ThinkSTEAM: What inspired your research in photo catalysis?
Deepika Kurup: Every summer my family and I travel across the world to visit India. In America, I always had the privilege of having unlimited access to potable water; however, in India I saw children drink water that I felt was too dirty to touch. I wanted to find out why these people lacked access to safe water, a substance that’s essential for life. I learned that we’re facing a global water crisis. According to the World Health Organization, one-ninth of the global population lacks access to clean water. This unacceptable social injustice compelled me to find a solution to the world’s clean water problem.
ThinkSTEAM: What are some of the obstacles you faced with your research?
Deepika Kurup: There were several technical challenges I had to overcome. My experiments did not always go as planned, and I had to look for alternative solutions. For example, initially I struggled to find a proper binding agent for my photocatalytic composite. I tried several eco-friendly epoxies and adhesive sprays, but they were either not robust when in contact with water, or were not suitable for human consumption. Although it was frustrating when my early methods did not work, I was determined not to get discouraged and persevered until I discovered the appropriate binding agent: cement. Conducting research throughout the school year also proved to be difficult, as I had to learn how to balance my time in the lab with the time it took to perform well in advanced classes and participate in extracurricular activities. I often had to miss school in order to travel to various science fairs, speak at schools, and present at invited events across the nation. I had to work late hours to make up for missed homework, labs, and tests. Overall, I was able to manage my time by prioritizing my tasks and working efficiently.
ThinkSTEAM: What was it like to win the Discovery Education 3M Young Scientist Award in 2012?
Deepika Kurup: The DE3MYSC was the first national science competition I entered in. It was very rewarding to see that the judges felt like my research had the potential to make a difference in the world. Of course, the best part about the competition itself was meeting the other finalists, not winning.
ThinkSTEAM: How did it feel to win the U.S. Stockholm Junior Water Prize in 2014?
Deepika Kurup: The year I won the US SJWP was the second year I participated in the competition, and I was really honored that I was able to represent the United States at the international competition in Sweden.
ThinkSTEAM: What was your reaction to being named as one of Forbes’ 2015 30 under 30 in energy?
Deepika Kurup: I was very surprised that I was selected as one of Forbes: 30 Under 30. I was notified that I had been nominated, but did not really think much of it because I was sure I would never be selected. Then a few months later as I was scrolling through my Facebook newsfeed, I saw an article about Forbes releasing the 30 Under 30 list, and was shocked to see my name!

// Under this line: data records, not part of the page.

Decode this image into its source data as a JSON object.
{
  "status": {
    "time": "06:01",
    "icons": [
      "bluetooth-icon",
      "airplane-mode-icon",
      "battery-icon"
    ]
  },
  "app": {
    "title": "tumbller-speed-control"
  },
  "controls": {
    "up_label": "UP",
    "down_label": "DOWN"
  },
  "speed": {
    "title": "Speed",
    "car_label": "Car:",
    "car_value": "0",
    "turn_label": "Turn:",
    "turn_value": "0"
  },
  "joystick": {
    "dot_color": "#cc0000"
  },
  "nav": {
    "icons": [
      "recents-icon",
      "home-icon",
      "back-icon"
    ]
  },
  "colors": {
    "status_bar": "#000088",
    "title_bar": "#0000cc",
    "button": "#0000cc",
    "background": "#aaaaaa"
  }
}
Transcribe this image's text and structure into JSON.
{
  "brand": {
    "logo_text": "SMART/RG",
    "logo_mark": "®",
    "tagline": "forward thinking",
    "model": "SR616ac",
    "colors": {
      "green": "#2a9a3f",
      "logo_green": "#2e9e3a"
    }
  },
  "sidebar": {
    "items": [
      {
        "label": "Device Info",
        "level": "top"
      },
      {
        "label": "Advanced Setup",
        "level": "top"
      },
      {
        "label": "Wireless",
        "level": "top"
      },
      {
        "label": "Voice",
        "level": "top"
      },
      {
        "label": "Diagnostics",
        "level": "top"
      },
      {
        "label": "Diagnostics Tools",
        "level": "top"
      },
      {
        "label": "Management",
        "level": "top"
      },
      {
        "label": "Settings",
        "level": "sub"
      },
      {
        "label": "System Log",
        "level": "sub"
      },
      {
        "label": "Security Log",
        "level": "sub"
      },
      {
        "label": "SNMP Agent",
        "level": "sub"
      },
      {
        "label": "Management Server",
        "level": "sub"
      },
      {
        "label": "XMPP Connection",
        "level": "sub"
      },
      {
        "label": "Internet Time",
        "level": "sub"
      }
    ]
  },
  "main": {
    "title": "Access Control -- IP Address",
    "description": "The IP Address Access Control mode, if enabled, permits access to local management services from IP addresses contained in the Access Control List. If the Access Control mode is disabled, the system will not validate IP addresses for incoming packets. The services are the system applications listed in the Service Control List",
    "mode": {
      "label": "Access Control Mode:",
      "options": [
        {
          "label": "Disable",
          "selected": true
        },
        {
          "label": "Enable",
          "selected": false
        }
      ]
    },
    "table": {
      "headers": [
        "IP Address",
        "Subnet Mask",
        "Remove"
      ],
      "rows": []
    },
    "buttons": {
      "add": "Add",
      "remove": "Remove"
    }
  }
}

ThinkSTEAM: What do you envision doing in the future?
Deepika Kurup: In the future I hope to continue to pursue my interest in scientific research and explore different fields of science.
ThinkSTEAM: What is your advice for middle school girls who are interested in STEM? What is your advise for high school girls who are pursuing science research?
Deepika Kurup: I would strongly encourage other young women scientists to continue to pursue their passions in science, technology, engineering and math. While scientific advancements are being made every day, our world still faces several grand challenges. We need young scientists to solve these grand challenges, as science has the power to help people find solutions to problems we never thought could be solved.